Mais ce sont surtout les propos de Jerome Powell qui ont été édifiants à cet égard. Tant sur la croissance que sur l’inflation, le patron de la Fed a beaucoup répété, dans la dernière partie de sa conférence de presse, « we just don’t know ». Exercice d’honnêteté qui peut avoir son intérêt, ou aveu d’impuissance face à une situation dont la banque centrale ne peut maîtriser que certains aspects ? Sans doute un peu des deux avec, in fine, une baisse assez marquée de la visibilité sur la trajectoire du resserrement monétaire américain, et sur la capacité de la Fed à résoudre l’équation inflation/croissance. Si la Fed semblait maîtriser pleinement la situation il y a quelques semaines, aujourd’hui il n’y a pas de quoi rassurer des marchés déjà très nerveux.

 

Rédaction achevée le 17.06.2022
Enguerrand Artaz, Fund Manager

 

Télex

Sur la route, pas dans les rayons : les ventes au détail déçoivent en mai aux Etats-Unis. En valeur, les ventes globales baissent de -0,3% (contre +0,1% attendu). En volume, c’est-à-dire corrigé de l’inflation, compte tenu de la hausse de la composante “biens” dans la dernière publication d’inflation américaine, les ventes sont partout orientées à la baisse. Deux raisons majeures : d’une part, les hausses de prix commencent à ralentir la consommation ; d’autre part, la consommation se déplace de plus en plus des biens vers les services, et les chiffres de ventes au détail mesurent essentiellement la consommation de biens.
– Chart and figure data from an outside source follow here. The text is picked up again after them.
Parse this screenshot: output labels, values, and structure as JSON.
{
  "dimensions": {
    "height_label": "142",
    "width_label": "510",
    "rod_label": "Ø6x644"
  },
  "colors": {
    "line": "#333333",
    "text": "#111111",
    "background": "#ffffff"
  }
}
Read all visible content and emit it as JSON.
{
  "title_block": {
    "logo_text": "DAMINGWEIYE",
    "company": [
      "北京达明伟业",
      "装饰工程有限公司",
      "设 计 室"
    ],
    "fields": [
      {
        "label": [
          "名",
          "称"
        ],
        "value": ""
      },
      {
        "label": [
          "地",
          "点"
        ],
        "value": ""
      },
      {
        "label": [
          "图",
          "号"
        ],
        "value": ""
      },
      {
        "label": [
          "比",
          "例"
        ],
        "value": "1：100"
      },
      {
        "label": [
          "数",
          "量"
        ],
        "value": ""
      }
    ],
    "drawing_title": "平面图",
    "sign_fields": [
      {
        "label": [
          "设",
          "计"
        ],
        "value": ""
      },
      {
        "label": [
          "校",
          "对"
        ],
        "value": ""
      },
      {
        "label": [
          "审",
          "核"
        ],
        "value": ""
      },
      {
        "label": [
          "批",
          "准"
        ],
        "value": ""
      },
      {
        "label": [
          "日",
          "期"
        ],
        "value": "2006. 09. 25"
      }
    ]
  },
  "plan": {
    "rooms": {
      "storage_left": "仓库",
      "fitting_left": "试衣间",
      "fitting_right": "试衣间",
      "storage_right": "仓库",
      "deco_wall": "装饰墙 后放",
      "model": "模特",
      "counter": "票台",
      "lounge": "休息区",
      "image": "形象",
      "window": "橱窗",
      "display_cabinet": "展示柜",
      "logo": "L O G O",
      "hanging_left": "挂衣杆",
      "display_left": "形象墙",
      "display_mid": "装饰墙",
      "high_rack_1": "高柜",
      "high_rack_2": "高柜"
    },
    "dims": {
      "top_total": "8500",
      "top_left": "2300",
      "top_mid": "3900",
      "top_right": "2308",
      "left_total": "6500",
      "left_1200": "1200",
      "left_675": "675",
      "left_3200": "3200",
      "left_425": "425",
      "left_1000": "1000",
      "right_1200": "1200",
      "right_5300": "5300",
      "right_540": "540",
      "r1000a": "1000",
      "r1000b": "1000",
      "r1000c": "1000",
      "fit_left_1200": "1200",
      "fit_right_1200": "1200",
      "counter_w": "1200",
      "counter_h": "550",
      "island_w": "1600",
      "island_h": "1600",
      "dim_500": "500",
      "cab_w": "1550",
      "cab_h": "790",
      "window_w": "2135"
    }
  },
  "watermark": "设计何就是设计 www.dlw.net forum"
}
Plus précisément, le mois de mai marquant le début de la “driving season” qui voit les Américains se déplacer largement à travers le pays et consommer abondamment des services (restauration, hôtellerie, transport en commun etc.), on peut imaginer que, dans un contexte de forte hausse des prix des carburants et des transports en commun, nombre d’entre eux aient choisi d’économiser en vue de ces voyages et aient donc rogné sur les dépenses de consommation de biens.

Un plan pour préparer un plan : la Banque centrale européenne a tenu mercredi une réunion exceptionnelle pour évoquer le risque de “fragmentation” au sein de la zone euro, c’est-à-dire les difficultés que représentent le nécessaire resserrement des conditions financières face aux situations très hétérogènes des pays de l’union monétaire. D’un côté, des pays à fort endettement et inflation modérée (Italie, France), de l’autre, des pays à faible endettement et inflation forte (Pays-Bas, Allemagne). A l’issue de cette réunion, la BCE a confirmé que les réinvestissements de titres arrivés à échéance au titre de son programme de rachat d’actifs PEPP pourraient être flexibles, autrement dit, aboutir à des achats plus importants sur les obligations de certains pays. Elle a également annoncé avoir mandaté le conseil économique de la BCE afin d’imaginer une solution plus musclée. Peu de nouveautés donc ; la BCE s’achète « du temps » avant sa réunion de fin juillet.